Isolationism breeds war. But then one must carefully discern just what it is we mean when we use that too oft tossed-about term, "isolationism", assuming too easily that we have common understanding of its meaning. It is not just with respect to military aid, but, more importantly, applies to trade barriers and good will to be engendered among nations through insuring to other countries not operating as belligerents and pirates a form of prosperity in relative parity to that of the most prosperous nations. For ultimately it is poverty and alienation which eventually delivers up violence, both in little, within individual communities, and in large, among nations through the compounding of such social indicia of distress as characterized the formation of the fascist states in Europe and the feudalism of Japan in the 1920's and 30's, rippling them through the masses into white hot coalescence within the mind and mouth of a megalomaniacal dictator, someone in whom may be reposited the attributes of a demi-god taking instruction from a power beyond mere mortal man, bent on messianic deliverance of the people through the charmed expedient of armed violence. The alternative is simple: the time-honored method of peaceful resistance to all forms of tyranny, resistance even to the death if necessary, the honorable bravery, far braver than merely facing bullets well-armed and vested from behind torpedoes, tanks, and machine guns and bombs falling from the air.

"On We Ride" reminds us to remind you that you know who came into his first government post during this month in history, as a member of the Office of Price Administration. His job involved the rationing of tires.

And whether the piece appearing from The Chicago Sun on one Bananas Finn who ran bananas from West African colonies to Liverpool inspired "The African Queen", we have no idea. Regardless, we have trouble imagining banana boats entering Liverpool--that only because we simply never thought about it. Hill and gully rider.

In sports, we have reported that the Joe Louis vs. Buddy Baer fight is in preparation for Friday. Buddy Baer, (no relation to Buddy Ebsen), was the brother to famed heavyweight champion Max Baer. Buddy had lost, as the article indicates, his first bout with Joe Louis by a technical decision in May when he protested that he had been punched after the bell at the end of the sixth round and refused to return. Odds-makers take heed: we make bold to offer prediction. This time the Bomber will take down Baby Baer with one solid punch in the first round. A large amount of the purse on each side, all except expenses by Louis, go to the armed forces defense effort. Be sure and enter your bets early and often, and donate part of your certain purse to our defense effort. It's a sure bet. Take it from us.

Incidentally, whether John Lennon had any of that in mind when he wrote the line about the cornflake in 1967, we don't know, but, as it is poetry, anything is possible in the eye of the listener. After all, it all took place, in one way or another, in Battle Creek.

And Uncle Jed, so far as we know, was no kin to J. E. Dowd. But, after the discovery of the Texas tea, his new house was to be found actually in Asheville, not Beverly Hills.
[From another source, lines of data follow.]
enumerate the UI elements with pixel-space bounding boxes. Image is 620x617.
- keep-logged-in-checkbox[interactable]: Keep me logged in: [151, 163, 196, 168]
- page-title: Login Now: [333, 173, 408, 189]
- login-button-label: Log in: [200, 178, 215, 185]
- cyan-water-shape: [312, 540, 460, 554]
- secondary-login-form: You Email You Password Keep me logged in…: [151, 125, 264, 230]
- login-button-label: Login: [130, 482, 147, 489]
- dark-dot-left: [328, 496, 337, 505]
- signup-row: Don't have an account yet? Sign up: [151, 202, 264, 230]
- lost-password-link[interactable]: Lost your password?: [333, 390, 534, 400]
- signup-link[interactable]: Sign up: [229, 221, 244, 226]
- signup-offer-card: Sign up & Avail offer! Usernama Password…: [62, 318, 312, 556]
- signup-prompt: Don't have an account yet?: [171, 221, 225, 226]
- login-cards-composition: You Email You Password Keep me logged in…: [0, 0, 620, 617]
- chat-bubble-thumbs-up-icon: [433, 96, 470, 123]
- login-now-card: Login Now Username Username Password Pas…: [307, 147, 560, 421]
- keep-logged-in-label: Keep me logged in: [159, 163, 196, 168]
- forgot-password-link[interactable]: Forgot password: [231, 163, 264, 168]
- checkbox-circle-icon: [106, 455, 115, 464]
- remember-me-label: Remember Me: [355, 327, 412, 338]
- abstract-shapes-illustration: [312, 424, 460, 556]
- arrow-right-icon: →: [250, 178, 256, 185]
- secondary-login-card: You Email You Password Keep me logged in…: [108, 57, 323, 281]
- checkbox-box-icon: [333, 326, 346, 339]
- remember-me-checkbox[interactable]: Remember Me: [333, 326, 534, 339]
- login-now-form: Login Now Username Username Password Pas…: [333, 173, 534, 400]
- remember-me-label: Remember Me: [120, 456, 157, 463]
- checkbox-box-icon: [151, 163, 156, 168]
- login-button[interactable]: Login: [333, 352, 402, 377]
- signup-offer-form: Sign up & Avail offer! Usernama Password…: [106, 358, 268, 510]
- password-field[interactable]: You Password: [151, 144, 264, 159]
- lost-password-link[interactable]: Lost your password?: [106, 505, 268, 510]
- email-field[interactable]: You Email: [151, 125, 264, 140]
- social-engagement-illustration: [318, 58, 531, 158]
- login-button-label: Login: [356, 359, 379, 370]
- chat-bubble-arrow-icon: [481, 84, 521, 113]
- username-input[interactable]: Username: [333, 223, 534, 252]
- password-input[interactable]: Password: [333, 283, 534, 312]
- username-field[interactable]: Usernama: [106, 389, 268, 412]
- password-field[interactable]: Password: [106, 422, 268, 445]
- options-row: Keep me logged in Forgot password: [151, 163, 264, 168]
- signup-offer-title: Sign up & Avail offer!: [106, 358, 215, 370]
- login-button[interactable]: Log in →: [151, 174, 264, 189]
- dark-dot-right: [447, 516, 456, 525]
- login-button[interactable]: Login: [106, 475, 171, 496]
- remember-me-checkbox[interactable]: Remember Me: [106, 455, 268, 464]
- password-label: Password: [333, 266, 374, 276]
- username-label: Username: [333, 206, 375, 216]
Speaking of sports, we make no comment on that which occurred in Chapel Hill yesterday evening. We, indeed, are in no position to make comment for, in need of a long winter's nap, we fell asleep and missed the entire contest. Apparently, so did the home team. And, if it should happen again, beware. There are penalties for such misapprehensions of an opponent's strength. And we would not wish even to set to print the extent to which those penalties might go and how they might be exacted. Thus, we caution that in all due perspicacity, such lassitude and inattention had better not recur at any point during the season, especially in March. From now on, Mister, you had better play every single minute as if your very existence depended upon it, especially against Yankees. Now, drop and give us twenty.

Happy Twelfth Night and happy dozen monkeys smiling.